Hack the Box Walkthrough: SteamCloud

Steamcloud is a great box for learning about kubernetes. As always, starting off with an nmap scan:

So we got ports 22, 2379, 8443, 10249, 10250, and 10256 open. Taking a look at the details, ports 8443 and 10256 both reference kubernetes. Using some Google-Fu, I found a rather helpful article on Kubernetes Attack Surface by Optiv. It looks like port 8443 is often the default port for K8s Minikube API server and 10250 is the port for the kubelet api. Unfortunately, the former requires some level of authentication, but the latter does not and contains a lot of info about the pods in the cluster.

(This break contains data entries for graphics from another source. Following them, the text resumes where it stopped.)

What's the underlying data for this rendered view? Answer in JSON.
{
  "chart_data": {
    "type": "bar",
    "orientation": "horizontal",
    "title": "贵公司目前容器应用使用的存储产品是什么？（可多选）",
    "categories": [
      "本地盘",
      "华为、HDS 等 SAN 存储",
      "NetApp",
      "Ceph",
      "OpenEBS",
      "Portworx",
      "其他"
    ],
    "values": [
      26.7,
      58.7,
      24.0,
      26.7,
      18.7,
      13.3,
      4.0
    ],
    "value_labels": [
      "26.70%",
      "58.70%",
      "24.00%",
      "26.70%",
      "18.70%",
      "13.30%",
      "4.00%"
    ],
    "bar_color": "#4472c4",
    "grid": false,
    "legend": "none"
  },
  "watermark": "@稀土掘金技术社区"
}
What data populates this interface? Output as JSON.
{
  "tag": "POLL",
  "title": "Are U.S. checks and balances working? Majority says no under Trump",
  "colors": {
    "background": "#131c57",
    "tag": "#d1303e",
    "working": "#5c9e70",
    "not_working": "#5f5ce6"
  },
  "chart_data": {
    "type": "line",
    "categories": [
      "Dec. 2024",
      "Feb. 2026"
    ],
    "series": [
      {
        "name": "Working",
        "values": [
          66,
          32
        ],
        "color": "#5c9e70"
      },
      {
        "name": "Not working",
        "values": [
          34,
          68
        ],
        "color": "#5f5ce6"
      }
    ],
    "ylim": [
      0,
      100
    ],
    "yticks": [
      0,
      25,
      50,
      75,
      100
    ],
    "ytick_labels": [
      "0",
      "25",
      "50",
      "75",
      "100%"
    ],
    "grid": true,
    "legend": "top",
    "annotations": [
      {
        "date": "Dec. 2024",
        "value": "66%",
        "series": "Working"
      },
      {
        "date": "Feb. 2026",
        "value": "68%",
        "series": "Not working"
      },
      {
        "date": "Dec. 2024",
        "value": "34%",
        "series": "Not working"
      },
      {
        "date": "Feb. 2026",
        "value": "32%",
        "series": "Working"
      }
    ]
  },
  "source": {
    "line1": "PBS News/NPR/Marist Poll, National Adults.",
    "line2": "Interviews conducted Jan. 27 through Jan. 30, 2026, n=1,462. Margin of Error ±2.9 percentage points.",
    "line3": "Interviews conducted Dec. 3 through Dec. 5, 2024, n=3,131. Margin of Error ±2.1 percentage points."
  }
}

Running a quick curl command was enough to get it to pour out a bunch of data:

‘curl https://10.10.11.133:10250/pods -k’

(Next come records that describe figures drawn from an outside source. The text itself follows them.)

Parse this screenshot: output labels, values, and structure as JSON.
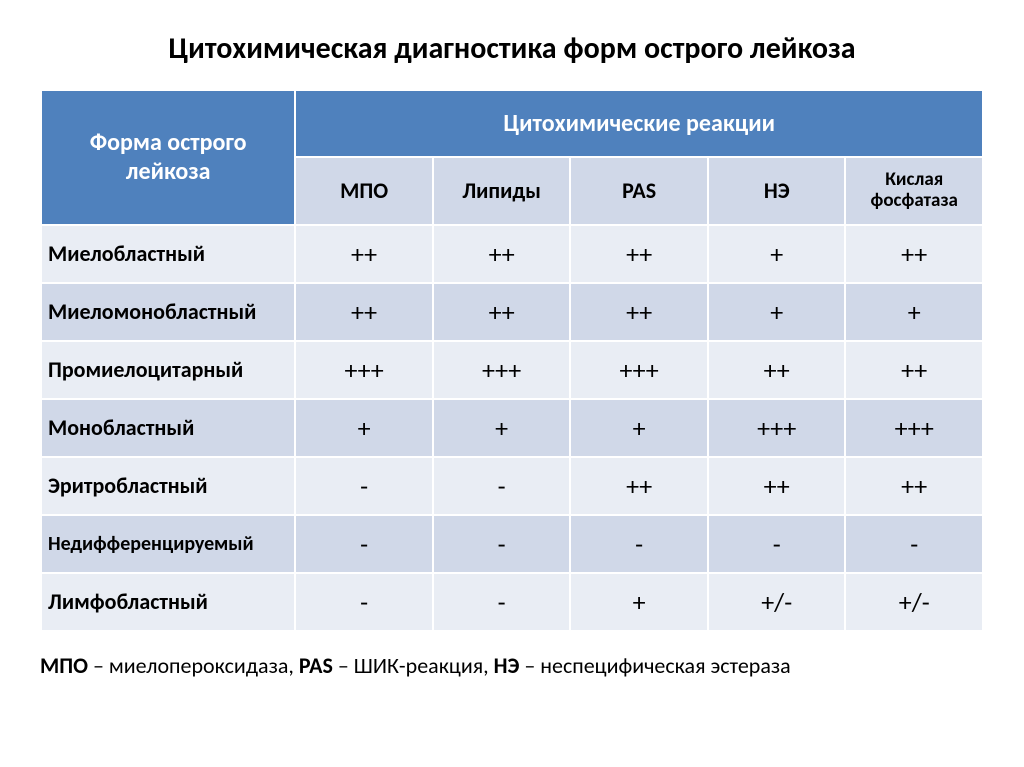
{
  "title": "Цитохимическая диагностика форм острого лейкоза",
  "header": {
    "rowHeader": "Форма острого лейкоза",
    "groupHeader": "Цитохимические реакции",
    "columns": [
      "МПО",
      "Липиды",
      "PAS",
      "НЭ",
      "Кислая фосфатаза"
    ]
  },
  "rows": [
    {
      "label": "Миелобластный",
      "cells": [
        "++",
        "++",
        "++",
        "+",
        "++"
      ]
    },
    {
      "label": "Миеломонобластный",
      "cells": [
        "++",
        "++",
        "++",
        "+",
        "+"
      ]
    },
    {
      "label": "Промиелоцитарный",
      "cells": [
        "+++",
        "+++",
        "+++",
        "++",
        "++"
      ]
    },
    {
      "label": "Монобластный",
      "cells": [
        "+",
        "+",
        "+",
        "+++",
        "+++"
      ]
    },
    {
      "label": "Эритробластный",
      "cells": [
        "-",
        "-",
        "++",
        "++",
        "++"
      ]
    },
    {
      "label": "Недифференцируемый",
      "cells": [
        "-",
        "-",
        "-",
        "-",
        "-"
      ]
    },
    {
      "label": "Лимфобластный",
      "cells": [
        "-",
        "-",
        "+",
        "+/-",
        "+/-"
      ]
    }
  ],
  "footnote": {
    "k1": "МПО",
    "v1": " – миелопероксидаза, ",
    "k2": "PAS",
    "v2": " – ШИК-реакция, ",
    "k3": "НЭ",
    "v3": " – неспецифическая эстераза"
  },
  "style": {
    "headerBg": "#4f81bd",
    "headerFg": "#ffffff",
    "subHeaderBg": "#d0d8e8",
    "bandA": "#e9edf4",
    "bandB": "#d0d8e8",
    "titleFontSize": 30,
    "labelFontSize": 22,
    "cellFontSize": 26
  }
}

To refine this a bit, I decided it was best to actually get a kubelet tool and installed kubeletctl on my machine.

This looks like an interesting cluster of data. What if we scan for remote code execution….

Oh hey, there’s quite a few. Let’s poke around and see if we poke around, does anything give something interesting?

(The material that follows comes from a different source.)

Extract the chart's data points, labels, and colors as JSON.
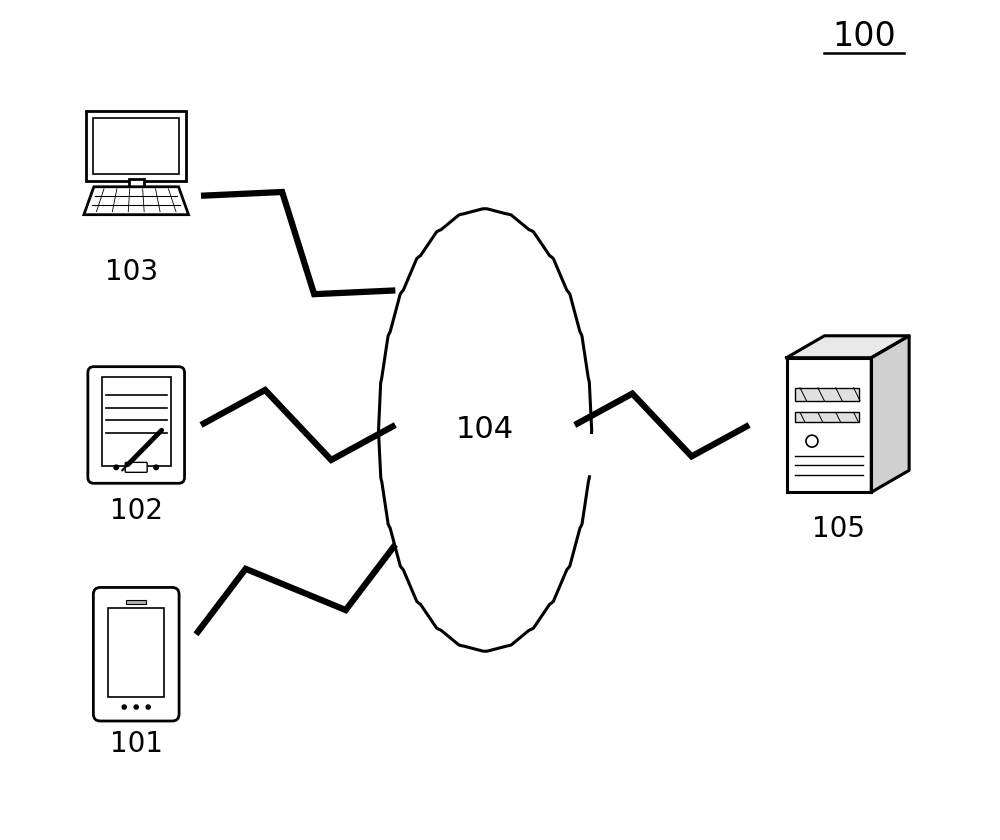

nginx has access to a directory, not only that but we were able to get user.txt AND we’re running as root! Unfortunately trying to dig around shows we don’t have as much power through this as we’d hope. Maybe we can mount a malicious container if we can get access to the security token and TLS certificate…

And we got what we need! Created a token and ca.crt file for each of these along with a malicious container file named hacks.yaml.

Installed kubectl locally and mounted our new pod.

Finally, we used kubletctl to connect to our new evil pod and routed into /mnt/root to get the root.txt file

And there we have it! Definitely a nice box to get a foothold in kubernetes exploits.